Redundancy is an ever present fear even in the IT sector - and with the current so called credit crunch, probably an increasing fear just now.
Under existing employment legislation, in a redundancy situation involving more than 20 potential redundancies, employers have to consult with employee representatives; either trade union representatives where there is a trade union recognised, or elected representatives from amongst the workforce where there is no recognised trade union.
Where an employer fails to consult meaningfully, it is possible to bring a legal claim against that employer, and if successful obtain a sum of money for each person affected. This is called a protective award.
In a case recently decided at the Court of Appeal (Northgate HR Ltd v Mercy), the Court confirmed that if an employer fails to consult properly, only the employee representatives and not individual employees can bring a complaint.
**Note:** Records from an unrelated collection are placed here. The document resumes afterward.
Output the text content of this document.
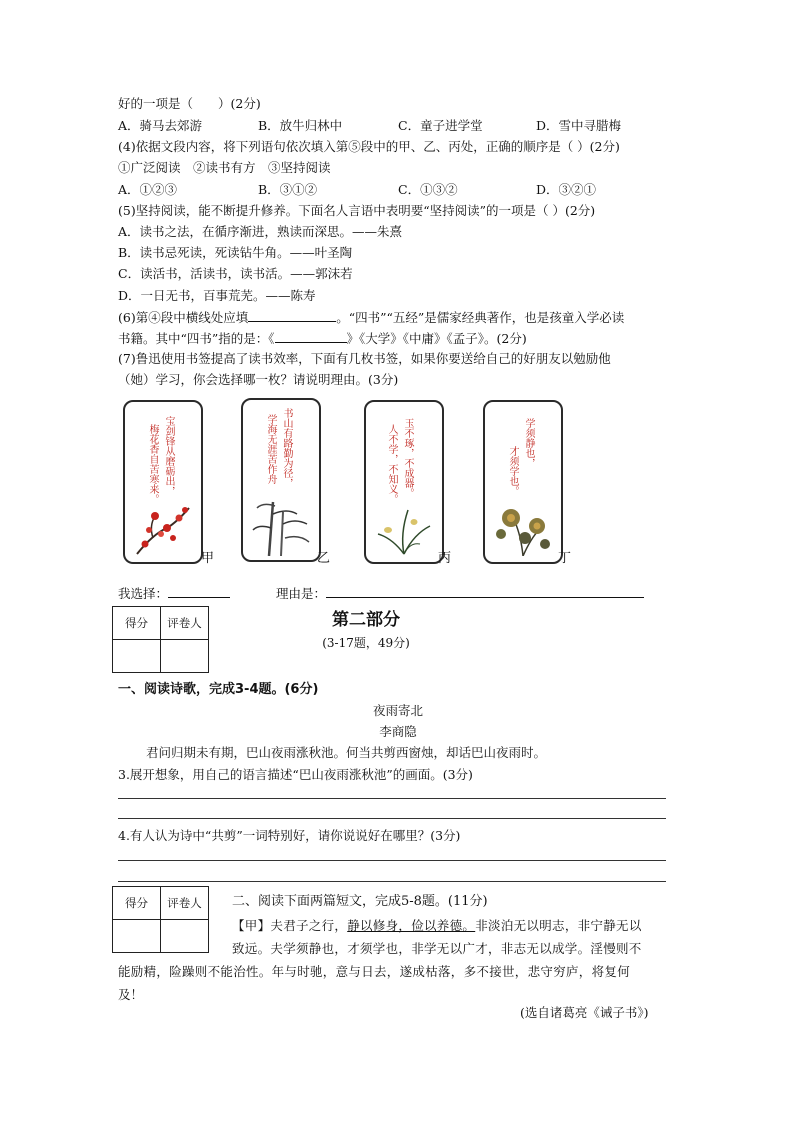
好的一项是（　　）(2分)
A．骑马去郊游	B．放牛归林中	C．童子进学堂	D．雪中寻腊梅
(4)依据文段内容，将下列语句依次填入第⑤段中的甲、乙、丙处，正确的顺序是（ ）(2分)
①广泛阅读　②读书有方　③坚持阅读
A．①②③	B．③①②	C．①③②	D．③②①
(5)坚持阅读，能不断提升修养。下面名人言语中表明要“坚持阅读”的一项是（ ）(2分)
A．读书之法，在循序渐进，熟读而深思。——朱熹
B．读书忌死读，死读钻牛角。——叶圣陶
C．读活书，活读书，读书活。——郭沫若
D．一日无书，百事荒芜。——陈寿
(6)第④段中横线处应填	。“四书”“五经”是儒家经典著作，也是孩童入学必读
书籍。其中“四书”指的是：《	》《大学》《中庸》《孟子》。(2分)
(7)鲁迅使用书签提高了读书效率，下面有几枚书签，如果你要送给自己的好朋友以勉励他
（她）学习，你会选择哪一枚？请说明理由。(3分)
宝剑锋从磨砺出，
梅花香自苦寒来。
甲
书山有路勤为径，
学海无涯苦作舟
乙
玉不琢，不成器。
人不学，不知义。
丙
学须静也，
才须学也。
丁
我选择：	理由是：
得分	评卷人
		第二部分
(3-17题，49分)
一、阅读诗歌，完成3-4题。(6分)
夜雨寄北
李商隐
君问归期未有期，巴山夜雨涨秋池。何当共剪西窗烛，却话巴山夜雨时。
3.展开想象，用自己的语言描述“巴山夜雨涨秋池”的画面。(3分)
4.有人认为诗中“共剪”一词特别好，请你说说好在哪里？(3分)
得分	评卷人
	二、阅读下面两篇短文，完成5-8题。(11分)
【甲】夫君子之行，静以修身，俭以养德。非淡泊无以明志，非宁静无以
致远。夫学须静也，才须学也，非学无以广才，非志无以成学。淫慢则不
能励精，险躁则不能治性。年与时驰，意与日去，遂成枯落，多不接世，悲守穷庐，将复何
及！
(选自诸葛亮《诫子书》)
This is an important ruling, and highlights the difficulties and problems for non-union representatives who may not have the necessary skills and resources to pursue a claim. Furthermore, it takes some considerable strength of character for someone acting as an employee representative to bring a legal claim against the employer they may still be working for, with the understandable fear – based on some real likelihood in my experience – that they may find their name in the list of people to be made redundant in a future redundancy programme.
This case further emphasises the value of access to skills and resources in a redundancy situation.